[Self Made] Are you better than other people, or do you just work harder?
Reading chapters 3-4: “A Sneer for the World” and “WORK! WORK!! WORK!!!”
Welcome back to the summer book club.
We’re reading Self Made: Creating Our Identities from DaVinci to the Kardashians.
For now, feel free to begin a conversation in the comments. We might open up a Zoom session in a few weeks for a more personable chat when the book’s key ideas have been teased out a bit.
Your regularly scheduled issue of Three Things will arrive this Thursday.
Chapters 3 and 4: “A Sneer for the World” and “WORK! WORK!! WORK!!!”
Three Things to Notice
Back in the introduction, Burton teased the two types of self makers we’d meet in the book: the aristocratic and the democratic. We’re reminded that these two characters will fuse to become the ubiquitous twenty-first century self maker by the end of the book (61), but first we need to meet each one separately—one in Europe and one in America.
Chapter three takes us to nineteenth-century London where capitalism and colonialism were creating a world where you could leap out of your social station and let the whole world know it … via your clothing. Here we meet Beau Brummell, in whom the Renaissance concept of genius becomes the Regency ideal of bon ton. The person with bon ton is an aristocrat not of blood, but of style, and with it experiences “a freedom from and superiority to other people, even princes” (51).

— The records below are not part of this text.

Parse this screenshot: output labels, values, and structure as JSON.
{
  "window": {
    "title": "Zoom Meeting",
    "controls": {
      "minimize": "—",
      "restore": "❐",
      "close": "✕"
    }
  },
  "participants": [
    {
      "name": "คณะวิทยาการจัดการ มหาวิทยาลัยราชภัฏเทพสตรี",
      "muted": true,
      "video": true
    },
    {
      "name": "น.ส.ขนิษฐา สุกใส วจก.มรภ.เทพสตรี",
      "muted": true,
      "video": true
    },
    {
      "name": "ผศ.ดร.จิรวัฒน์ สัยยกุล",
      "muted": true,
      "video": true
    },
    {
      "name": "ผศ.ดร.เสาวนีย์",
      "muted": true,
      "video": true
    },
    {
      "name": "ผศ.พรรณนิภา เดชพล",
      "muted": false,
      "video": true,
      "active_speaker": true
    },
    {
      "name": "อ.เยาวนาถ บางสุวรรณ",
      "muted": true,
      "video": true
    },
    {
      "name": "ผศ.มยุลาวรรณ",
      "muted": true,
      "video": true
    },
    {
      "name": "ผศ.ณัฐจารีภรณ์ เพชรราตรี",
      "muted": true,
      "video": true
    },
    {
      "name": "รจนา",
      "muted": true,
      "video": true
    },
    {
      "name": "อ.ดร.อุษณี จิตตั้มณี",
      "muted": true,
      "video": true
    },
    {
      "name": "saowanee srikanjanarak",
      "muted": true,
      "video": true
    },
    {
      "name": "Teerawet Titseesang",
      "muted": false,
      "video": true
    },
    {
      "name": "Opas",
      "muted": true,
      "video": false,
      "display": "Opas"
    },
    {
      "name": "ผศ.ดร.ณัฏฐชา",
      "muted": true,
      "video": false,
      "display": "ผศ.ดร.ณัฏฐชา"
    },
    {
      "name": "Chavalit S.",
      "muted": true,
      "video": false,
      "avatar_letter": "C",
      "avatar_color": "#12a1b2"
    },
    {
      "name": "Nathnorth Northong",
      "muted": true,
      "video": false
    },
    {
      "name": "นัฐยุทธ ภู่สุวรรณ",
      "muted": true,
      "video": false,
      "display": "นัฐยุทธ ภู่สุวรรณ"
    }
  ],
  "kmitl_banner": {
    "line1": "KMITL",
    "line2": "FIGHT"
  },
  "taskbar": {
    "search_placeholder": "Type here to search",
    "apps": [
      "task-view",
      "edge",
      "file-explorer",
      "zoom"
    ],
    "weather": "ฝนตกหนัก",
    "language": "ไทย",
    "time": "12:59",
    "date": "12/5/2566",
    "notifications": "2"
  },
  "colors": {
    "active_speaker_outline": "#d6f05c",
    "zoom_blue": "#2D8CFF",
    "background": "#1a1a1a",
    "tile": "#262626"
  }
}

We cross the Atlantic to meet Frederick Douglass, the superstar former slave who was both proponent and shining exemplar of another kind of self making. Like Douglass, the democratic self maker believes that the hard, virtuous work of self-governance and self-cultivation can liberate every person from the shackles of base instinct and human custom. If everyone committed to this way of life, a free and equal society would ensue (76). The person who doesn’t make themselves has only themselves to blame.
Notable Quotes
On what bon ton requires (60):
Bon ton, like sprezzatura and Rameau's nephew's vision of originality before it, was characterized by a posture of not caring too much. The ideal possessor of bon ton had to cut himself off not only from the leading strings of custom but from the chains of sentimental attachment, regarding the rest of the world from a vantage point of superiority. Brummell was famous, after all, for being—or at least appearing to be—constantly bored.
Frederick Douglass on the democratic self maker’s vision of the world (73):
The wise man, Douglass insists, "knows that the laws of God are perfect and unchangeable. He knows that health is maintained by right living; that disease is cured by the right use of remedies; that bread is produced by tilling the soil; that knowledge is obtained by study; that wealth is secured by saving and that battles are won by fighting. To him, the lazy man is the unlucky man and the man of luck is the man of work." Custom, circumstance, birth—these may lack divine weight. But the moral character of hard work remains, for Douglass, thoroughly enchanted.
Conversation starters (pick one)
1. Where do you see the “studied boredom” of bon ton on display in today’s world? Why is it so necessary for image maintenance?
2. What is missing from the democratic self maker’s vision of the world (as expressed in the second quote above)?